Auf der gleichen Wellenlänge
Ghaddar und Charara haben schon zahlreiche Meisterschafts- und Länderspiele gemeinsam bestritten und kennen sich daher sehr gut. Vor Auswärtsspielen der Nationalmannschaft teilen Sie so oft wie möglich das Zimmer. Das fast blinde Verständnis zwischen den beiden konnte man auch am vergangenen Sonntag beim Vorbereitungsspiel gegen Oman erkennen, als sie erstmals unter Bücker zusammen für ihr Land spielten. So war es Charara, der die Flanke hereinbrachte, die Ghaddar per Kopf vorbei an Omans Nationaltorhüter Ali Al Habsi in die Maschen beförderte.

"Zakaria ist weit mehr als ein Teamkamerad in der Nationalmannschaft. Er ist für mich wie ein kleiner Bruder", so Ghaddar. "Wir sind auch während unserer Zeit in Malaysia stets in engem Kontakt geblieben. Ich hoffe, dass die ganze Mannschaft jetzt von unserem guten Verständnis profitieren kann." Charara seinerseits fühlt sich Ghaddar ähnlich eng verbunden: "Wir sind mehr als nur Kameraden in der Nationalmannschaft. Er ist einer der besten Spieler, die ich kenne und die Chemie zwischen uns stimmt einfach.

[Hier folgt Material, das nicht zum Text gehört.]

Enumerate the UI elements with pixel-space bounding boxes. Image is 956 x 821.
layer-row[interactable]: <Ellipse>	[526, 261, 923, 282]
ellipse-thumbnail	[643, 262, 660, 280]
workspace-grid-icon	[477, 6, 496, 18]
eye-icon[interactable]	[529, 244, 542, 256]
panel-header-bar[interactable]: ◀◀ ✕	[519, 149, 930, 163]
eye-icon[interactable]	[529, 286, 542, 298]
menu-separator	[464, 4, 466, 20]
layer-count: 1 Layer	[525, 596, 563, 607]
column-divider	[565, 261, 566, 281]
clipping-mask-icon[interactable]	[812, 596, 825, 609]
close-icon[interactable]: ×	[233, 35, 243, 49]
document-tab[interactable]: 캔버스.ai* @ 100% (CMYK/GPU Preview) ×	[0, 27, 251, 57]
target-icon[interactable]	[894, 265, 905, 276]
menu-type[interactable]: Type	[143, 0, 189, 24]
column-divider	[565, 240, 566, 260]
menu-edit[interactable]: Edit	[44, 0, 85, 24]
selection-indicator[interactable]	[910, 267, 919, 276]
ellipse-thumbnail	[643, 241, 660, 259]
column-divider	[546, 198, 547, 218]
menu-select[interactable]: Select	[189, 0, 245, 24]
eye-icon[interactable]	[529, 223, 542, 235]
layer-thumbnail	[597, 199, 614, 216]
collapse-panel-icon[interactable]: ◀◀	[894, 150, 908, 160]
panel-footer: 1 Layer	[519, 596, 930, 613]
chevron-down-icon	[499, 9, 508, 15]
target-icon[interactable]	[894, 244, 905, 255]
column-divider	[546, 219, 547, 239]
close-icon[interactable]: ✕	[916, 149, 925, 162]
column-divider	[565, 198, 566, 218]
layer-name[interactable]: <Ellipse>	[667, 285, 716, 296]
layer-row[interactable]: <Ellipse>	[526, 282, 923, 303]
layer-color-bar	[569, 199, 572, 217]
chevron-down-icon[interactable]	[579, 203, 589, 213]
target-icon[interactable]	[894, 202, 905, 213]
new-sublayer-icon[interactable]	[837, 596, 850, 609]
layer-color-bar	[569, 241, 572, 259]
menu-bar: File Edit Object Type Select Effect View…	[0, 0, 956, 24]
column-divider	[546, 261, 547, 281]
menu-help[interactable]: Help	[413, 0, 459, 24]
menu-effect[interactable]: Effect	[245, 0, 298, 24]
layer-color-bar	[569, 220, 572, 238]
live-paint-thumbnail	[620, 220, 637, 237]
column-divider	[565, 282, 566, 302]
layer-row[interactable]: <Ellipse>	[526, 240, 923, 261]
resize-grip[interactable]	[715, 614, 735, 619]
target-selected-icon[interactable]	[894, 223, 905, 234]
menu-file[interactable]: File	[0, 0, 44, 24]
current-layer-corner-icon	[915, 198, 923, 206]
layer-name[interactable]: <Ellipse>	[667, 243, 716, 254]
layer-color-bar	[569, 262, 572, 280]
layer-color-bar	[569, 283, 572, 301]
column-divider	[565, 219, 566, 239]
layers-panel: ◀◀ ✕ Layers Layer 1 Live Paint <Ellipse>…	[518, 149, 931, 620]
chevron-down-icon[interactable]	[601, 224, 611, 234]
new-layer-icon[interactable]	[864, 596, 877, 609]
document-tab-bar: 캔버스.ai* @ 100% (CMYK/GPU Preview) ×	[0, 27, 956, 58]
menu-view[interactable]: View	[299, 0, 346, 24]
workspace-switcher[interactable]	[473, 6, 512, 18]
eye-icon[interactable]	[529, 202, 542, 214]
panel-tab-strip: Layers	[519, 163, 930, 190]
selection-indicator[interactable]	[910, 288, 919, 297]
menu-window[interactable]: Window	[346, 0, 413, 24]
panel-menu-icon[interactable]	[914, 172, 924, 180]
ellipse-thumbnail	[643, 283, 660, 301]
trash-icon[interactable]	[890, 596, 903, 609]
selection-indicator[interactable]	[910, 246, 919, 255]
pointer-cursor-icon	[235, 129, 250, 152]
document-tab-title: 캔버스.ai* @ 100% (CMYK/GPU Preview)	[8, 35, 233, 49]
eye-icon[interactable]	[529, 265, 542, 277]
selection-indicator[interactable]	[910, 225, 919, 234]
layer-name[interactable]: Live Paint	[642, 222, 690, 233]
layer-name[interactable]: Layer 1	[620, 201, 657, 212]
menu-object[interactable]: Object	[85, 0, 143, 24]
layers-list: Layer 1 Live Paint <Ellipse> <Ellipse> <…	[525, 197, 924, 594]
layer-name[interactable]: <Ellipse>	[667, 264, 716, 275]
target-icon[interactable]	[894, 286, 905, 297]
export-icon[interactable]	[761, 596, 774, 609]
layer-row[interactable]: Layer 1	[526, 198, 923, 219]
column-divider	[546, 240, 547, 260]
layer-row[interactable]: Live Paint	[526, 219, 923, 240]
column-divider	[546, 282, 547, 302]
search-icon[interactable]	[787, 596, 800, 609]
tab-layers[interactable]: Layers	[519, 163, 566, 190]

Ich hoffe, dass wir gemeinsam mit dem Rest des Teams etwas wirklich Großes erreichen können."

Auf dem Weg nach Brasilien hat das Team Libanons noch zahlreiche Hürden zu überwinden. Doch unter Trainer Bücker und den zurückgekehrten Schlüsselspielern Ghadar und Charara könnte die Mannschaft trotz ihrer Außenseiterrolle am Ende des Rennens um die Qualifikation vielleicht doch noch ein Wörtchen mitzureden haben.